Return to the mysterious land of RHEM with a sequel written in the same spirit as the original. Like its predecessor, RHEM 2 is chock full of extremely challenging puzzles and is entertaining to experience as well.
In the original (which we reviewed here), after entering the land of RHEM by train and solving the presented puzzles, you deliver a letter – which was the final goal – written by Kales to his brother Zetais (imagine going through elementary school with a name like ‘Zetais.’) RHEM 2 literally takes place right after you made the delivery – it doesn’t even look like you left his porch before he opens his door again, gives you the first piece of a key that you will need, and sends you on your way. Then you start your train ride from what appears to be the surface section that you had explored in the original RHEM into a tunnel. After some twists and turns you come into a cavern, are lowered by a lift, and eventually come to a stop.
Getting out, you see that the train will need to be lifted again before it can go on. Climbing into a nearby building, one of the first things you see is a video screen. Pressing the button (because, what adventurous puzzle solver _doesn’t_ press every button?) reveals a message from Kales who says he has left, but as he was unable to obtain the third piece of the key and after that a carved disk which he feels is important, he hid the second part that he did find, and then just moved on leaving good ol’ you to solve things for him.
Unfortunately, you can’t leave until you lift the rail car, and you can’t lift the rail car without getting a picture of the disk, because your buddy Kales rigged it that way (he’s like that). He also didn’t make it easy for you to find the second piece, so you will have to get to work.
The interface of RHEM 2 is the classic first-person point-and-click slide show. Although this form has been around since the days of Myst, it never seems to get old, especially since newer versions of media such as QuickTime allow animation to be inserted quite seamlessly in amongst the slides. This method of interface is by far the most accessible, requiring minimal levels of manual dexterity to interact with the game.

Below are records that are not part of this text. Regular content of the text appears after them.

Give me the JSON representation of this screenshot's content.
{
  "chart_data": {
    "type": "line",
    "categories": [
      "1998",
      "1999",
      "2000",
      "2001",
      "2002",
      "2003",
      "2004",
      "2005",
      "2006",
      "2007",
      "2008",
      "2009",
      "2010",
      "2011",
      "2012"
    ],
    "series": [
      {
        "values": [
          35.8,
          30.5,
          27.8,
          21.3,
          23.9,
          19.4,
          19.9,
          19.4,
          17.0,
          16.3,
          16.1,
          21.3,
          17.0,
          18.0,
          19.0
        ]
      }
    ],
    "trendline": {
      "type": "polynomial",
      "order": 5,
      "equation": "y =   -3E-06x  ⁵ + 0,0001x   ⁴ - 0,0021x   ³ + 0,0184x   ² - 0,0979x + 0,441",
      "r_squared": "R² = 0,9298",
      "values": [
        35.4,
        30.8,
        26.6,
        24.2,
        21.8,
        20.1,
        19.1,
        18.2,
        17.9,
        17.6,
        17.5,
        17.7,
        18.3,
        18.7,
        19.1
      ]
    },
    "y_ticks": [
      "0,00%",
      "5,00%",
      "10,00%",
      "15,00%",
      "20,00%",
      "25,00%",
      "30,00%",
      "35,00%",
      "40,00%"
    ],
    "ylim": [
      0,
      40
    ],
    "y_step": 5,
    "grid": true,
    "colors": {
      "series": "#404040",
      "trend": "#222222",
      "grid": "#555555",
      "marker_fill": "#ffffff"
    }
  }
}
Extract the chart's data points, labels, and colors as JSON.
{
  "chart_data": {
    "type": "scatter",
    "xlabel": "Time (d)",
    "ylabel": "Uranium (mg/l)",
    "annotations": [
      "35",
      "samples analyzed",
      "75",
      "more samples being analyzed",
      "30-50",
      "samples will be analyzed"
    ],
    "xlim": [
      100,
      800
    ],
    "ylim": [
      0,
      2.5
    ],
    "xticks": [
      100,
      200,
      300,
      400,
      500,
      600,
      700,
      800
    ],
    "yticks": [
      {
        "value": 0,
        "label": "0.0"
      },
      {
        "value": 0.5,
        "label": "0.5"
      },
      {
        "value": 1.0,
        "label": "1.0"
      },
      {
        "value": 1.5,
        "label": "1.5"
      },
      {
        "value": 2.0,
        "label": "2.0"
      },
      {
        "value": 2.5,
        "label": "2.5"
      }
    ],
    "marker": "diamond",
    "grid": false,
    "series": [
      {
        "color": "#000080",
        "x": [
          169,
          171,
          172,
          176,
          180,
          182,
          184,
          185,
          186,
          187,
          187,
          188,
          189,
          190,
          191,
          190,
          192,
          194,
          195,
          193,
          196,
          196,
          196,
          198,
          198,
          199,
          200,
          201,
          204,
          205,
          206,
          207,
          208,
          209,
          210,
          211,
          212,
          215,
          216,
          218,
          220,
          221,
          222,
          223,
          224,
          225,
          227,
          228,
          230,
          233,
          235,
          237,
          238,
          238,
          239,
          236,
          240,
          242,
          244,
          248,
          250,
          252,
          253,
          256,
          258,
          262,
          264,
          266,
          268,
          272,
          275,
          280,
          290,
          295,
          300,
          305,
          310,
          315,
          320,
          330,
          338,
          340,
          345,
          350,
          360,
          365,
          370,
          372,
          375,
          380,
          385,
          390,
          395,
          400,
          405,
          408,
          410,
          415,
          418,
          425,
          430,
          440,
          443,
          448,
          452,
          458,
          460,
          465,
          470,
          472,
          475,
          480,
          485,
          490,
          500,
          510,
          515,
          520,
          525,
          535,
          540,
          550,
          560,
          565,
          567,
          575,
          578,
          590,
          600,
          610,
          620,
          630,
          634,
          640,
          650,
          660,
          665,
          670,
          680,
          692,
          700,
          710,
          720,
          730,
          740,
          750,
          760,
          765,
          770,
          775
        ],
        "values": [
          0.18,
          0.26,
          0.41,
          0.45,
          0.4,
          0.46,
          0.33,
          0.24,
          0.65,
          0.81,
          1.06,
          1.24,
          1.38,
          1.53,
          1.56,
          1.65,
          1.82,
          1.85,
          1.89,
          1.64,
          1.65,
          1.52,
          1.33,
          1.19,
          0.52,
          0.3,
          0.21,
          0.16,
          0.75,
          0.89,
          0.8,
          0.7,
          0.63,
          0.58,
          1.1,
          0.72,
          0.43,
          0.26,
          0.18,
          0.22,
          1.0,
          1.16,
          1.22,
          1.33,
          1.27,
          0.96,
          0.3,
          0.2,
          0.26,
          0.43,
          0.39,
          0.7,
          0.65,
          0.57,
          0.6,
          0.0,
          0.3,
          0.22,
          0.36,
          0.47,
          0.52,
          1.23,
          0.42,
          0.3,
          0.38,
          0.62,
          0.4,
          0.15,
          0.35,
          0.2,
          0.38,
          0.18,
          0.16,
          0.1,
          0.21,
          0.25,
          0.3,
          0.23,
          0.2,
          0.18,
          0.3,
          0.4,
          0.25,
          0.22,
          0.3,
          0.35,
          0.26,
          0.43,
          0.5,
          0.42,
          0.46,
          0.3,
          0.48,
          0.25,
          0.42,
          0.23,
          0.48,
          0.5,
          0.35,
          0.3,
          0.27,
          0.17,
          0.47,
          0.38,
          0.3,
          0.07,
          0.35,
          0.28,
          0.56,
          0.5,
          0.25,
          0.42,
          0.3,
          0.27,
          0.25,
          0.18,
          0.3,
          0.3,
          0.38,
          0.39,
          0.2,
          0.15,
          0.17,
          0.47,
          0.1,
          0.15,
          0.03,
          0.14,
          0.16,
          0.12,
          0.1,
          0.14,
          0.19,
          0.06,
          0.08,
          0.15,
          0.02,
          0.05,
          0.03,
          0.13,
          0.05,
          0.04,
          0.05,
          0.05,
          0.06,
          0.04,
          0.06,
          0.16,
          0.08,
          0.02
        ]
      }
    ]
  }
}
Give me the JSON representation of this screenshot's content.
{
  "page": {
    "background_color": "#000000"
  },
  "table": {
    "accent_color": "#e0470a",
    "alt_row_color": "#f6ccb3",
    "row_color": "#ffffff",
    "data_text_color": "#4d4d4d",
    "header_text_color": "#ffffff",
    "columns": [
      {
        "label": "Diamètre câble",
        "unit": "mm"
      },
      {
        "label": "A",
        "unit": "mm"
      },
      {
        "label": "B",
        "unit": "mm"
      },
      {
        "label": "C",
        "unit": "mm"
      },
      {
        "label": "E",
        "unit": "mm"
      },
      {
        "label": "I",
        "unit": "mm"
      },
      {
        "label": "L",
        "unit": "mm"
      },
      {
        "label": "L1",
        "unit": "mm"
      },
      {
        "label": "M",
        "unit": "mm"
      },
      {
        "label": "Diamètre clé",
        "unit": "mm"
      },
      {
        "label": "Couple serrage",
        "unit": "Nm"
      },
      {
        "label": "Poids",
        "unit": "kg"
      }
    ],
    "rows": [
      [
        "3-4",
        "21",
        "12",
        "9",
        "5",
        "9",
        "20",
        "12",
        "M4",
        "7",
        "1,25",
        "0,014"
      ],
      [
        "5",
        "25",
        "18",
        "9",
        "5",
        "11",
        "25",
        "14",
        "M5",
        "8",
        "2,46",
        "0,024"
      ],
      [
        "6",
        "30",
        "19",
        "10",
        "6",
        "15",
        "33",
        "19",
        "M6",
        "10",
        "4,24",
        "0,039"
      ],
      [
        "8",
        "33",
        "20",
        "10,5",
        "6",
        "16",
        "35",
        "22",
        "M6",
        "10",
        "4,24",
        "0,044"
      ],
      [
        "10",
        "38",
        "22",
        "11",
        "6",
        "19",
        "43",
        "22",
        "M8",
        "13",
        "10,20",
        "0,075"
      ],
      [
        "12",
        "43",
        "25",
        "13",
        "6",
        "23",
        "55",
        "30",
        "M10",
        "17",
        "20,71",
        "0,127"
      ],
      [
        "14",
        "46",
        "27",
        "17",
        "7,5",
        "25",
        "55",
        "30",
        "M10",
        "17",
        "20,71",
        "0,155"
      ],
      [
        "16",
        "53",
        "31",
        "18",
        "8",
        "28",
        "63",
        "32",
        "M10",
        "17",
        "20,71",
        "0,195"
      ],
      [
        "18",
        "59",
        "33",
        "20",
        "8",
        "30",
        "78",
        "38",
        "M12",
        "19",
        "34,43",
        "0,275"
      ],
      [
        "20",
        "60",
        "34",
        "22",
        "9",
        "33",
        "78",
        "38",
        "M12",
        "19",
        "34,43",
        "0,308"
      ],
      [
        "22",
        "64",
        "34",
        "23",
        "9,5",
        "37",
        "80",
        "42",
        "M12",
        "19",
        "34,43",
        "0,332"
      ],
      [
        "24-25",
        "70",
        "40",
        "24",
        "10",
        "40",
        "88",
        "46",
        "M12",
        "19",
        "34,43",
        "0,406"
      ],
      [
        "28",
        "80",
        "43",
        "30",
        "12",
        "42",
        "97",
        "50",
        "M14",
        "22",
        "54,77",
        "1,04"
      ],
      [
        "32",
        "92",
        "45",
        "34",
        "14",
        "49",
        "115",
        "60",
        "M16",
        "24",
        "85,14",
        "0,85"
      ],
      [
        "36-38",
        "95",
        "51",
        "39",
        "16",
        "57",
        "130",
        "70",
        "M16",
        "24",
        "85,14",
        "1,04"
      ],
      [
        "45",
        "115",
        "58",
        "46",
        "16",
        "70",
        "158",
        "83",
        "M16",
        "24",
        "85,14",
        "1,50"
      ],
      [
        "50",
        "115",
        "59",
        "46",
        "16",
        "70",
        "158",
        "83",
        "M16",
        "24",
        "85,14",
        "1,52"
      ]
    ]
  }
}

For those that may be unfamiliar with the concept, a slide show interface shows you a picture (in RHEM 2 a well-drawn 3d-modeled picture) of the seen you are facing, and you click in various parts of the screen to turn one way or the other, go forward, pick up an inventory item, or use a device that is pictured. The cursor changes to tell you which of these actions is possible in various places on the screen.
The puzzles are some of the most challenging ones ever put into a computer game. You have to collect data from all over your environment before you can even hope to solve anything, then you have to figure out what information goes with what puzzle, and how that information is used. You will need to make copious notes in order to keep things straight – by the time I got done, the five or so sheets of paper I used started to look like something out of "A Beautiful Mind."
The skillset you will need to solve RHEM 2 goes a bit beyond what most puzzle/adventure games require. Of course, to start you will need the typical logic and deduction abilities. But you also need to know the basics of electrical circuits (essentially how to complete a circuit), the number of degrees in an angle by looking at it (within 45 degrees, so it’s not impossible), and mathematics. And I’m not talking basic knowing your numbers/power of elimination/Sudoku-level of math. You will need to dust off your basic algebra skills to convert measurements between different scales, and to solve actual honest-to-God equations. These equations include such things as square and cube powers, as well as square roots. But really, only the one puzzle has the hard stuff, and you should thank your lucky stars they didn’t put in any sines or cosines. I might have suggested a big red label on the box "WARNING: Contains Mathematics," but I have no doubt that would hurt sales.
The graphical environment is quite breathtaking at times, but up close some of the surface textures appear a little bit cartoony. But this is easily overlooked in light of the fantastic views that you get to look upon throughout the game. The live action shots integrated into the computer-drawn backgrounds are a little choppy, but there are not many times when this is used, and they were smart and put the people either behind a window or in a monitor screen, minimizing the changes to the background.
Sound is very important in this game, so it is a good thing that the sounds are well-constructed. The sounds make it so it is easy to tell if pressing a button does anything or not. Usually when pressing a button yields nothing, a particular buzzing tone is played, so there is no mistake that something needs to be corrected before that button will do what it is supposed to. The incidental music is pleasant and unobtrusive, but you definitely don’t want anything harsh or overly emotive when you are trying to solve a puzzle.
Just as the original alluded to a sequel, so does RHEM 2 at the end. I hope I don’t have to wait another two years, but if it takes that long for Mr. Mueller to put together something this good, I will wait (although impatiently).
RHEM 2 is a fantastic accumulation of intensely challenging puzzles, every bit as impressive as its prequel. It will give you hours of enjoyment at a great price. It quite easily earns 4 GiN Gems.